At the Finnish Consulting Group Forum last week, the Language Police presented the Top Ten List for bureaucratic jargon, and attendees chose the most outstanding example. This year, we were especially interested in nominations for complicated organizational names and lumbering titles. Among the striking examples were documents related to projects for the European Union. In fact, two of those made it to the final round. Not that surprising, since for bodies like the EU, ERDF, and ESF, applications for project funding are submitted through the project funding application. In a similar vein, wordy exactitude triumphed over clarity in an explanation that the Ella Project is a part of the Kasperi II Project / the developmental project for Mid-Finland’s families with children. That slash is particularly outstanding.

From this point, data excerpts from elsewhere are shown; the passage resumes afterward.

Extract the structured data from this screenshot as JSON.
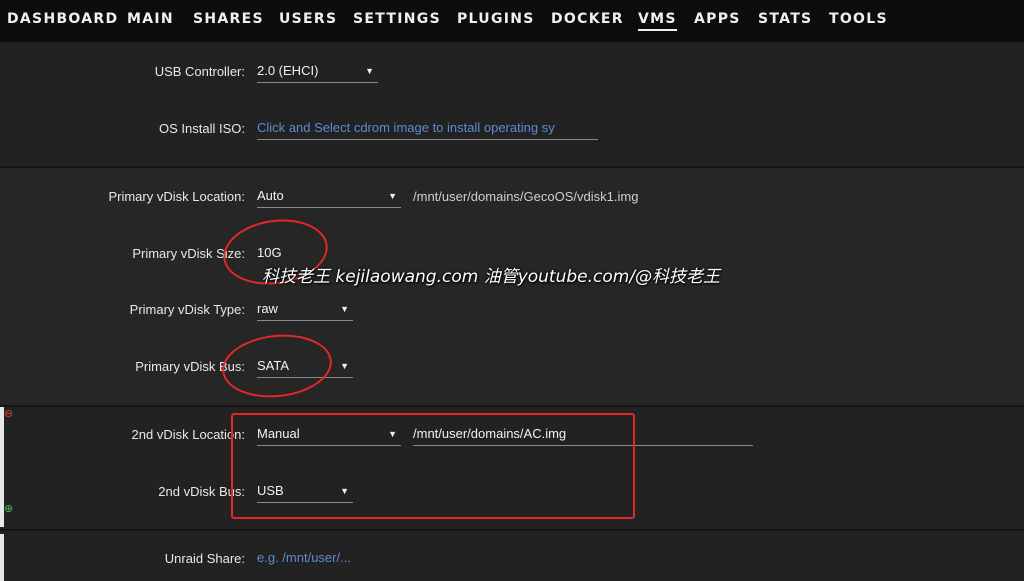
{
  "nav": {
    "items": [
      "DASHBOARD",
      "MAIN",
      "SHARES",
      "USERS",
      "SETTINGS",
      "PLUGINS",
      "DOCKER",
      "VMS",
      "APPS",
      "STATS",
      "TOOLS"
    ],
    "active": "VMS"
  },
  "usb_controller": {
    "label": "USB Controller:",
    "value": "2.0 (EHCI)"
  },
  "os_install_iso": {
    "label": "OS Install ISO:",
    "placeholder": "Click and Select cdrom image to install operating sy"
  },
  "primary_vdisk": {
    "location_label": "Primary vDisk Location:",
    "location_value": "Auto",
    "location_path": "/mnt/user/domains/GecoOS/vdisk1.img",
    "size_label": "Primary vDisk Size:",
    "size_value": "10G",
    "type_label": "Primary vDisk Type:",
    "type_value": "raw",
    "bus_label": "Primary vDisk Bus:",
    "bus_value": "SATA"
  },
  "second_vdisk": {
    "location_label": "2nd vDisk Location:",
    "location_value": "Manual",
    "location_path": "/mnt/user/domains/AC.img",
    "bus_label": "2nd vDisk Bus:",
    "bus_value": "USB"
  },
  "unraid_share": {
    "label": "Unraid Share:",
    "placeholder": "e.g. /mnt/user/..."
  },
  "watermark": "科技老王 kejilaowang.com 油管youtube.com/@科技老王",
  "colors": {
    "highlight": "#e22828",
    "placeholder": "#5d8ad0",
    "background": "#222222"
  }
}
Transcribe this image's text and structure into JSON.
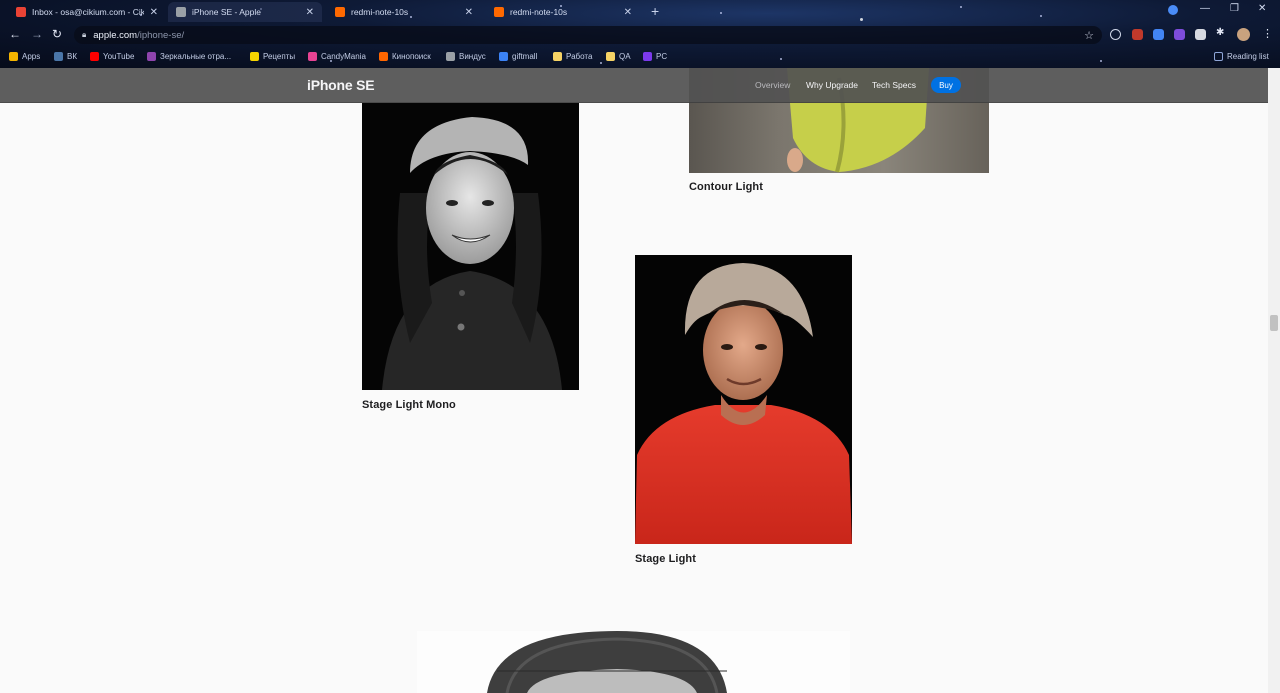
{
  "browser": {
    "tabs": [
      {
        "title": "Inbox - osa@cikium.com - Ciklu",
        "favicon_color": "#ea4335"
      },
      {
        "title": "iPhone SE - Apple",
        "favicon_color": "#9aa0a6"
      },
      {
        "title": "redmi-note-10s",
        "favicon_color": "#ff6900"
      },
      {
        "title": "redmi-note-10s",
        "favicon_color": "#ff6900"
      }
    ],
    "url_host": "apple.com",
    "url_path": "/iphone-se/",
    "bookmarks": [
      {
        "label": "Apps",
        "color": "#f4b400"
      },
      {
        "label": "ВК",
        "color": "#4a76a8"
      },
      {
        "label": "YouTube",
        "color": "#ff0000"
      },
      {
        "label": "Зеркальные отра...",
        "color": "#8e44ad"
      },
      {
        "label": "Рецепты",
        "color": "#f6d400"
      },
      {
        "label": "CandyMania",
        "color": "#e84393"
      },
      {
        "label": "Кинопоиск",
        "color": "#ff6600"
      },
      {
        "label": "Виндус",
        "color": "#9aa0a6"
      },
      {
        "label": "giftmall",
        "color": "#3b82f6"
      },
      {
        "label": "Работа",
        "color": "#f6d365"
      },
      {
        "label": "QA",
        "color": "#f6d365"
      },
      {
        "label": "PC",
        "color": "#7c3aed"
      }
    ],
    "reading_list": "Reading list"
  },
  "localnav": {
    "product": "iPhone SE",
    "links": [
      "Overview",
      "Why Upgrade",
      "Tech Specs"
    ],
    "buy": "Buy"
  },
  "photos": {
    "contour": {
      "caption": "Contour Light"
    },
    "stage_mono": {
      "caption": "Stage Light Mono"
    },
    "stage": {
      "caption": "Stage Light"
    }
  }
}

Among the main features of the finalists are repetition, awkward names, difficult abbreviations, and long strings of adjectives. They also show a lack of vocabulary, demonstrated by the overuse of words like development and activity. The winning entry was the introduction to projects undertaken by Suupohja’s Municipal Federation for Basic Services and Public Utilities, whose very name deserves an award; the introduction includes not only names and acronyms for participating jurisdictions but the full names of projects. Who would not want to read The Final Report of the Selevä Paletti Development Project, a Component of the KASPER Project, Part of the Central Finland Children, Youth and Families KASTE Suite?
My thanks to everyone who submitted a nominee and to the forum participants who selected the winner. As always, the real winner will be the ongoing campaign against jargon-laden bureaucratic writing. Long live clear language!